SINGAPORE—A potential merger of Indonesian government-backed carriers Garuda Indonesia and Pelita Air is still on the table, executives from both airlines have said.
Erick Thohir, Indonesia’s minister in charge of state-owned enterprises, told Reuters the airlines could be merged to “strengthen the aviation industry” and “ensure affordable ticket prices.”
Pelita Air is a subsidiary of PT Pertamina, Indonesia’s state-owned petroleum company.
Garuda CEO Irfan Setiaputra told local news outlet Tempo that merger discussions, while still in the early stages, are ongoing. Garuda is exploring “various business synergy opportunities in order to optimize performance profitability while strengthening the business ecosystem of the aviation industry in Indonesia,” Setiaputra said.
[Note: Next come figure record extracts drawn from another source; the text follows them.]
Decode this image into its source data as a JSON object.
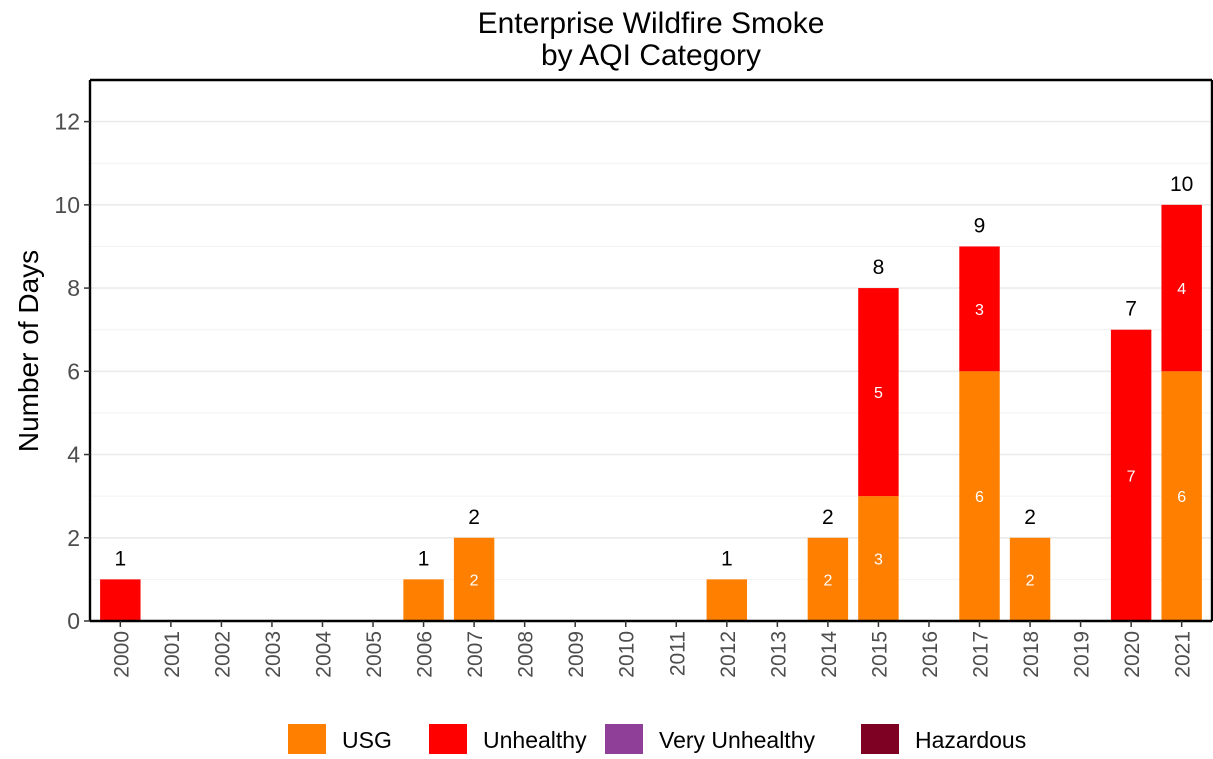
{
  "chart_data": {
    "type": "bar",
    "stacked": true,
    "title_line1": "Enterprise Wildfire Smoke",
    "title_line2": "by AQI Category",
    "xlabel": "",
    "ylabel": "Number of Days",
    "ylim": [
      0,
      13
    ],
    "yticks": [
      "0",
      "2",
      "4",
      "6",
      "8",
      "10",
      "12"
    ],
    "categories": [
      "2000",
      "2001",
      "2002",
      "2003",
      "2004",
      "2005",
      "2006",
      "2007",
      "2008",
      "2009",
      "2010",
      "2011",
      "2012",
      "2013",
      "2014",
      "2015",
      "2016",
      "2017",
      "2018",
      "2019",
      "2020",
      "2021"
    ],
    "series": [
      {
        "name": "USG",
        "color": "#ff7f00",
        "values": [
          0,
          0,
          0,
          0,
          0,
          0,
          1,
          2,
          0,
          0,
          0,
          0,
          1,
          0,
          2,
          3,
          0,
          6,
          2,
          0,
          0,
          6
        ]
      },
      {
        "name": "Unhealthy",
        "color": "#ff0000",
        "values": [
          1,
          0,
          0,
          0,
          0,
          0,
          0,
          0,
          0,
          0,
          0,
          0,
          0,
          0,
          0,
          5,
          0,
          3,
          0,
          0,
          7,
          4
        ]
      },
      {
        "name": "Very Unhealthy",
        "color": "#8f3f97",
        "values": [
          0,
          0,
          0,
          0,
          0,
          0,
          0,
          0,
          0,
          0,
          0,
          0,
          0,
          0,
          0,
          0,
          0,
          0,
          0,
          0,
          0,
          0
        ]
      },
      {
        "name": "Hazardous",
        "color": "#7e0023",
        "values": [
          0,
          0,
          0,
          0,
          0,
          0,
          0,
          0,
          0,
          0,
          0,
          0,
          0,
          0,
          0,
          0,
          0,
          0,
          0,
          0,
          0,
          0
        ]
      }
    ],
    "totals": [
      "1",
      "",
      "",
      "",
      "",
      "",
      "1",
      "2",
      "",
      "",
      "",
      "",
      "1",
      "",
      "2",
      "8",
      "",
      "9",
      "2",
      "",
      "7",
      "10"
    ],
    "segment_labels": {
      "USG": [
        "",
        "",
        "",
        "",
        "",
        "",
        "",
        "2",
        "",
        "",
        "",
        "",
        "",
        "",
        "2",
        "3",
        "",
        "6",
        "2",
        "",
        "",
        "6"
      ],
      "Unhealthy": [
        "",
        "",
        "",
        "",
        "",
        "",
        "",
        "",
        "",
        "",
        "",
        "",
        "",
        "",
        "",
        "5",
        "",
        "3",
        "",
        "",
        "7",
        "4"
      ]
    },
    "grid": true,
    "legend_position": "bottom"
  }
}
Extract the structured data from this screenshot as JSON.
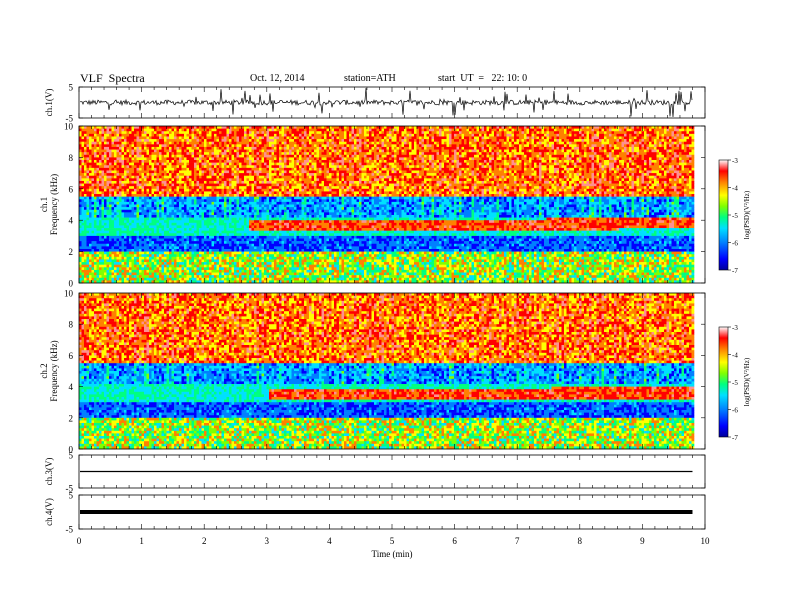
{
  "header": {
    "title": "VLF  Spectra",
    "date": "Oct. 12, 2014",
    "station": "station=ATH",
    "start": "start  UT  =   22: 10: 0"
  },
  "chart_data": [
    {
      "type": "line",
      "name": "ch1-waveform",
      "ylabel": "ch.1(V)",
      "ylim": [
        -5,
        5
      ],
      "yticks": [
        "5",
        "-5"
      ],
      "xlim": [
        0,
        10
      ],
      "data_end_min": 9.8,
      "baseline": 0,
      "amplitude_note": "noisy trace with frequent spikes"
    },
    {
      "type": "heatmap",
      "name": "ch1-spectrogram",
      "ylabel": "ch.1\nFrequency  (kHz)",
      "ylim": [
        0,
        10
      ],
      "yticks": [
        "0",
        "2",
        "4",
        "6",
        "8",
        "10"
      ],
      "xlim": [
        0,
        10
      ],
      "data_end_min": 9.8,
      "colorbar": {
        "label": "log(PSD)(V²/Hz)",
        "range": [
          -7,
          -3
        ],
        "ticks": [
          "-3",
          "-4",
          "-5",
          "-6",
          "-7"
        ]
      },
      "band": {
        "start_min": 2.7,
        "end_min": 9.8,
        "freq_start_khz": 3.6,
        "freq_end_khz": 3.8
      }
    },
    {
      "type": "heatmap",
      "name": "ch2-spectrogram",
      "ylabel": "ch.2\nFrequency  (kHz)",
      "ylim": [
        0,
        10
      ],
      "yticks": [
        "0",
        "2",
        "4",
        "6",
        "8",
        "10"
      ],
      "xlim": [
        0,
        10
      ],
      "data_end_min": 9.8,
      "colorbar": {
        "label": "log(PSD)(V²/Hz)",
        "range": [
          -7,
          -3
        ],
        "ticks": [
          "-3",
          "-4",
          "-5",
          "-6",
          "-7"
        ]
      },
      "band": {
        "start_min": 3.0,
        "end_min": 9.8,
        "freq_start_khz": 3.5,
        "freq_end_khz": 3.6
      }
    },
    {
      "type": "line",
      "name": "ch3-waveform",
      "ylabel": "ch.3(V)",
      "ylim": [
        -5,
        5
      ],
      "yticks": [
        "5",
        "-5"
      ],
      "xlim": [
        0,
        10
      ],
      "data_end_min": 9.8,
      "baseline": 0
    },
    {
      "type": "line",
      "name": "ch4-waveform",
      "ylabel": "ch.4(V)",
      "ylim": [
        -5,
        5
      ],
      "yticks": [
        "5",
        "-5"
      ],
      "xlim": [
        0,
        10
      ],
      "data_end_min": 9.8,
      "baseline": 0,
      "xlabel": "Time  (min)",
      "xticks": [
        "0",
        "1",
        "2",
        "3",
        "4",
        "5",
        "6",
        "7",
        "8",
        "9",
        "10"
      ]
    }
  ],
  "colors": {
    "colormap": [
      "#00009a",
      "#0000ff",
      "#0080ff",
      "#00e0ff",
      "#00ff80",
      "#80ff00",
      "#ffff00",
      "#ff8000",
      "#ff0000",
      "#ff9090",
      "#ffffff"
    ]
  }
}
“I am supporting the state-owned airlines’ synergizing process to be healthier and maintain the affordability of ticket prices and the national air connectivity,” Pelita Air Director Dendy Kurniawan told Tempo.
Talk of a merger—particularly between Pelita and Garuda’s low-cost subsidiary Citilink—is nothing new. Indonesia’s State-Owned Enterprises Ministry considered such a move at the height of the pandemic. At the time, Garuda was undergoing a $9 billion restructuring process, and its narrowbody aircraft were grounded due to the company’s inability to pay its leases—which resulted in a lack of domestic Indonesian capacity and the drove up air fares.
With only seven Airbus A320s in Pelita’s fleet, it is unlikely that the merger would provide a significant injection of capacity into the market. CAPA – Centre for Aviation and OAG Schedules Analyser data shows that Pelita accounts for just 2.1% of Indonesian domestic air transport capacity.